Viewing VAT on digital services from another perspective

VAT on digital services, or taxes in general, are imposed by the government as part of its inherent powers. The government cannot function properly without any income, which is why it imposes taxes on individuals, corporations, and entities to generate income. Such is what we call the “lifeblood theory”, where taxes keep a country alive.

In a period where the digital economy is booming, governments see these taxes on digital services as another way of generating revenue. In fact, digital services are taxed not only in the Philippines but also in several other countries. As early as 2019, France already enacted its digital services tax. After the pandemic, the global population saw a dramatic increase in online use, which gave several governments the reason to tax digital services. Our Southeast Asian neighbours have followed suit as well: Singapore included digital services in its goods and services tax; Malaysia imposes a service tax on digital services; Indonesia imposes VAT on digital services; Thailand imposes VAT on foreign digital service providers; and Vietnam imposes VAT on cross-border digital service providers. In sum, a number of countries have imposed taxes on digital services.

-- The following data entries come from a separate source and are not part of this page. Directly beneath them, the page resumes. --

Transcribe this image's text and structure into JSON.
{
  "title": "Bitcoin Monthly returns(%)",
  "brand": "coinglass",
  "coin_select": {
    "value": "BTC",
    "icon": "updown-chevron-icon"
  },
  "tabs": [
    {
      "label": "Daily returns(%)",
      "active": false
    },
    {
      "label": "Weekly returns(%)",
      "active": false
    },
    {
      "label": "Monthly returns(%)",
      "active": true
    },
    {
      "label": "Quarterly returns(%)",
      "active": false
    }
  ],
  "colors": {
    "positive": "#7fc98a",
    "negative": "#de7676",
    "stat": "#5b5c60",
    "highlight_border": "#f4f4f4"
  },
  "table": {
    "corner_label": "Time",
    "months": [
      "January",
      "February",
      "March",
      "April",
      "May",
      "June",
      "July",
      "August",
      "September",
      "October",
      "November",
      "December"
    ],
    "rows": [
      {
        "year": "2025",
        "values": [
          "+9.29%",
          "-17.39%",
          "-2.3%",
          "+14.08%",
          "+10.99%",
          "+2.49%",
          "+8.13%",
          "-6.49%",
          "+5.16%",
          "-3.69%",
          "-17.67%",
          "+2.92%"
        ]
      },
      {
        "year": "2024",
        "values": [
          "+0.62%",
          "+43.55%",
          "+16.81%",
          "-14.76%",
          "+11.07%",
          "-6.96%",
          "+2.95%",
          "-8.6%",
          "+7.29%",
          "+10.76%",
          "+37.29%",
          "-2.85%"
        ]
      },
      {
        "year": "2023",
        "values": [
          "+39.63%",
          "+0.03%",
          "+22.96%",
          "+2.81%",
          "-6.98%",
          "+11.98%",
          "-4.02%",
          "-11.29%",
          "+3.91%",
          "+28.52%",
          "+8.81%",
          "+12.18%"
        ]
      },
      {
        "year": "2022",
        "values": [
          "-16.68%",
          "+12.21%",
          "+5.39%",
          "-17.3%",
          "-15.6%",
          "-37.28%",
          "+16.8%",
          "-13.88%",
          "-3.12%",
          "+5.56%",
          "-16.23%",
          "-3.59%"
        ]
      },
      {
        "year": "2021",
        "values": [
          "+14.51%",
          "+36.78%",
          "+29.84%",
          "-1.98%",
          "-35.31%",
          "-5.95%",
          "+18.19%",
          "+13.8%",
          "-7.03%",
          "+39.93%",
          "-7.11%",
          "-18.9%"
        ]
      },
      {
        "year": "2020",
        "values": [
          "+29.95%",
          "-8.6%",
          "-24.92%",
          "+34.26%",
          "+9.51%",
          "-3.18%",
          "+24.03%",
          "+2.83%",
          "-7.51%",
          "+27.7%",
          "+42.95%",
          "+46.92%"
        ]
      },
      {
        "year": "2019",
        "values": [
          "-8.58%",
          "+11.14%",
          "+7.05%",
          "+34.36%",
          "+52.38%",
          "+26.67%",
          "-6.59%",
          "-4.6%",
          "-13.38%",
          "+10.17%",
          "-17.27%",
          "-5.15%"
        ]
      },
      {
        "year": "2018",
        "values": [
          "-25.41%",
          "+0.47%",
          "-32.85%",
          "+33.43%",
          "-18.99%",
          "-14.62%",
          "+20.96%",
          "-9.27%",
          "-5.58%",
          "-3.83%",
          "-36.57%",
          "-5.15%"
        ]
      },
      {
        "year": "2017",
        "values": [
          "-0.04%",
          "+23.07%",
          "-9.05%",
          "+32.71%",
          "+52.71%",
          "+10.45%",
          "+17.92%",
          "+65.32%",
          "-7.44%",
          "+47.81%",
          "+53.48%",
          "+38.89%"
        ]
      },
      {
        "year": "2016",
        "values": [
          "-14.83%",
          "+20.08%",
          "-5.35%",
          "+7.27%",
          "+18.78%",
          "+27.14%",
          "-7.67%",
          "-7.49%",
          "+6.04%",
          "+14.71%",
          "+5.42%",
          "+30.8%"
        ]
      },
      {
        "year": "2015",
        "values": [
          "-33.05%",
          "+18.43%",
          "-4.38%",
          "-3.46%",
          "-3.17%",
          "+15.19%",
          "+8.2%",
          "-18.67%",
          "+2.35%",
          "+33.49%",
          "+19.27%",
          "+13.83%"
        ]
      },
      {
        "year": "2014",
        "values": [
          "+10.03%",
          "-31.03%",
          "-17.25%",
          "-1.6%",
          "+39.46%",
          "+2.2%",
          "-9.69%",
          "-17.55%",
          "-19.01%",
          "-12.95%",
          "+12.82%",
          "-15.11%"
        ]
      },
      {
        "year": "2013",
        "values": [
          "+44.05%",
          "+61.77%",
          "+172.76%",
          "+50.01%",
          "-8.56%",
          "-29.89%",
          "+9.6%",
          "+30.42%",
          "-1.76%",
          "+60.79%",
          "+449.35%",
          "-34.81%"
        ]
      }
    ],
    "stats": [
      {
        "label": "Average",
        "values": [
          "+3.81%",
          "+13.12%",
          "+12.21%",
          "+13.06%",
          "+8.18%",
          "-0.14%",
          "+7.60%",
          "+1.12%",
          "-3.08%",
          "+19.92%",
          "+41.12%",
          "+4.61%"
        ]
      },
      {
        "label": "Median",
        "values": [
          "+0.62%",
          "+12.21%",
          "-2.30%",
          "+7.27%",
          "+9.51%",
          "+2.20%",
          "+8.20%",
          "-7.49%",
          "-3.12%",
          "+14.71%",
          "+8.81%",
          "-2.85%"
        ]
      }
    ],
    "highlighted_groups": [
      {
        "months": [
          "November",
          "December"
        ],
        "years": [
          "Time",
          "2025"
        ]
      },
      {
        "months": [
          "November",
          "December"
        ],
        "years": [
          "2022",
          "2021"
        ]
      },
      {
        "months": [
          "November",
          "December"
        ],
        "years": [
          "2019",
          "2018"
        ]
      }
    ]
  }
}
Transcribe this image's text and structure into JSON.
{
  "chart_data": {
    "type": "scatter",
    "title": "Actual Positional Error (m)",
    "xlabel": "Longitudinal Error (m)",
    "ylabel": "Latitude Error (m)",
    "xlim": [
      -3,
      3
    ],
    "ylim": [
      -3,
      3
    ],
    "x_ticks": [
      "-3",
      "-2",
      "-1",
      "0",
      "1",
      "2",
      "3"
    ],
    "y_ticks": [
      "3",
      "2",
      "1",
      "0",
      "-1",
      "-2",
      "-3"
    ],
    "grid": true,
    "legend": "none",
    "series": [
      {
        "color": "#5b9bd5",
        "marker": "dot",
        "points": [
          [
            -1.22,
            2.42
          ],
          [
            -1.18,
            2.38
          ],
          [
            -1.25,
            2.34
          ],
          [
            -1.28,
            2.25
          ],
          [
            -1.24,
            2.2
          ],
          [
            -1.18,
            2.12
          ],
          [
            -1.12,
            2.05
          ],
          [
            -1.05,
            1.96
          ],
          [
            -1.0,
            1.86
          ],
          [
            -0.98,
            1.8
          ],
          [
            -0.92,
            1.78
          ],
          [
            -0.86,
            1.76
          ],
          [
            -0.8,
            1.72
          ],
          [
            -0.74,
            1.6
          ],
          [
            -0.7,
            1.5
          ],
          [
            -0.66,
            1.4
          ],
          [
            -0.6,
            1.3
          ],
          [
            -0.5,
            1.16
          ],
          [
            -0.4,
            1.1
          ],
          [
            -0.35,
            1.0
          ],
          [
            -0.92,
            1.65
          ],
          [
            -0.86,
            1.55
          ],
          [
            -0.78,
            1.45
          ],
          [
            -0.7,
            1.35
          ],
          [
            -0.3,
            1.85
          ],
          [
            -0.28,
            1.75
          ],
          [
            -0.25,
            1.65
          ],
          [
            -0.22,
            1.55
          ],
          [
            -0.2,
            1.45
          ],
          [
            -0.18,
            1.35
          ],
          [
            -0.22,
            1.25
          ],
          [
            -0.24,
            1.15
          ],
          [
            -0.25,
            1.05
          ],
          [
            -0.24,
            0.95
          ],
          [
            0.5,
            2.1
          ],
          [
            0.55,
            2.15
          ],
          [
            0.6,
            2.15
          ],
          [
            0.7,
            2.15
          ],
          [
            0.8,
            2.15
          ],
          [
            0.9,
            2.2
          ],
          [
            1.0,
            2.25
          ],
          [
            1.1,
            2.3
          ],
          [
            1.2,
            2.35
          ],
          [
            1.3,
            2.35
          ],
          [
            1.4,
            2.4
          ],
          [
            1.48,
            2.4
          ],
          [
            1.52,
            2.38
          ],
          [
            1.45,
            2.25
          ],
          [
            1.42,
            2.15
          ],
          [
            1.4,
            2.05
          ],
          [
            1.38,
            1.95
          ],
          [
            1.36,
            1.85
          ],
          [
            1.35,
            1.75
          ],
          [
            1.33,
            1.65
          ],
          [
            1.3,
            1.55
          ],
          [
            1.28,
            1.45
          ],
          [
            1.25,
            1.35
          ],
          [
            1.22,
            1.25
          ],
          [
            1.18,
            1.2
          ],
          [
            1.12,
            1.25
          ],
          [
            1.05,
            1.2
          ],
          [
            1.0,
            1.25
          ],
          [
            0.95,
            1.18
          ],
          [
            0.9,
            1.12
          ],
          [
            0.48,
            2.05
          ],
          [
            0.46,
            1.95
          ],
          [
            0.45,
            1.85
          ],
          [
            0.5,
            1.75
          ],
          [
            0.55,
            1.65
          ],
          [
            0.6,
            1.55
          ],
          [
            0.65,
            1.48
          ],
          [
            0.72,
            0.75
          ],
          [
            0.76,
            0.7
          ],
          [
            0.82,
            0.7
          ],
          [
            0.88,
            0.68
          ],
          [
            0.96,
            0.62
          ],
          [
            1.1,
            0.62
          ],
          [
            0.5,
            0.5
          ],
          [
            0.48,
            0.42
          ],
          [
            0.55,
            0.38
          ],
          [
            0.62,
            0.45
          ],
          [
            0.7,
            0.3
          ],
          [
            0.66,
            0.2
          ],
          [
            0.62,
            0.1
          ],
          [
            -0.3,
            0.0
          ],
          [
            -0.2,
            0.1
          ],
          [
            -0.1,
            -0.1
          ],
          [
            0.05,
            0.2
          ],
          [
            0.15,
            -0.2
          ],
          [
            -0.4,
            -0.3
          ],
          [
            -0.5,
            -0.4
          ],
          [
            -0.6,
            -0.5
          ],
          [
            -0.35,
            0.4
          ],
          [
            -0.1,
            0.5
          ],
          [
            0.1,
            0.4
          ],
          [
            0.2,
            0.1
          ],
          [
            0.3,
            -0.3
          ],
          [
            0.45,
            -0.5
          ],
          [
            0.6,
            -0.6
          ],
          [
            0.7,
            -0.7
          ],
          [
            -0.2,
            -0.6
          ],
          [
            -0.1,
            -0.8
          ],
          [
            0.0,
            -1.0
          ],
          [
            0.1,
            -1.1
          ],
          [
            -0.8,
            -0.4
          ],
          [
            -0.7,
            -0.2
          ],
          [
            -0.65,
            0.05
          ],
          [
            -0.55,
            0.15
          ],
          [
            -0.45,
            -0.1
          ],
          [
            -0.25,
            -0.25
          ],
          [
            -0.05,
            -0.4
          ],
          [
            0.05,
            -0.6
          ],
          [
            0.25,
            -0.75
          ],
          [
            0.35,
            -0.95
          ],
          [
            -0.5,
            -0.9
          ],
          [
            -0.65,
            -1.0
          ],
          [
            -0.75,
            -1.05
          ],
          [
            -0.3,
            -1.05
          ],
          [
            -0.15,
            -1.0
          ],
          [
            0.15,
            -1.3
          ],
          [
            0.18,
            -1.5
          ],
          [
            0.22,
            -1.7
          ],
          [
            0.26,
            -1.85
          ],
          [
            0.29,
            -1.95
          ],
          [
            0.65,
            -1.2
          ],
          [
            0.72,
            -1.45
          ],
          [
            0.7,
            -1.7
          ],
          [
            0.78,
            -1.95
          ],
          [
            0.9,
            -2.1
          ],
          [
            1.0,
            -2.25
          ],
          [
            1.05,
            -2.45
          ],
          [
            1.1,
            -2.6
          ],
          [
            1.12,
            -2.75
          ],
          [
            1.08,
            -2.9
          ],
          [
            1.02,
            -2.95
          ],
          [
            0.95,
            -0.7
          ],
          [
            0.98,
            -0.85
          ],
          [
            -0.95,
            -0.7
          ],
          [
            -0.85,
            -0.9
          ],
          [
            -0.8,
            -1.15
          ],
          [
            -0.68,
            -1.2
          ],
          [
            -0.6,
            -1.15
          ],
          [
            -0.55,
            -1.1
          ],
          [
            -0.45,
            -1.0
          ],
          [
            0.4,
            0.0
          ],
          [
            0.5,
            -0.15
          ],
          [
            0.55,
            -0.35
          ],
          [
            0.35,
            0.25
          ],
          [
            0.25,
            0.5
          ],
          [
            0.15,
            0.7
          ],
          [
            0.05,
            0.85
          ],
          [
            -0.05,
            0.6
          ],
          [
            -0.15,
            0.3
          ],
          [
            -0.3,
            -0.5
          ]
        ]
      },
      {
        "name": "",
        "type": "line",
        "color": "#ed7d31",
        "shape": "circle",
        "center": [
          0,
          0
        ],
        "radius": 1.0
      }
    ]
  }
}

Understandably, the Philippine government imposed a 12% VAT on digital services, as several other jurisdictions already have. The VAT rate of 12% has been the fixed rate as early as 2006. While there have already been calls by private citizens and legislators alike to decrease the VAT rate, BIR ultimately cannot act to lower this, as this power lies with the legislative department.

Finding the balance

As digital services become further embedded in everyday life and while the government must continue generating revenue through taxes to sustain essential services, it must also weigh the burden these measures place on ordinary citizens. Striking a balance between fiscal responsibility and public welfare is crucial. Whether VAT on digital services ultimately promotes shared progress or is perceived merely as an added cost will depend on how thoughtfully the law and regulations are refined and implemented in the years ahead.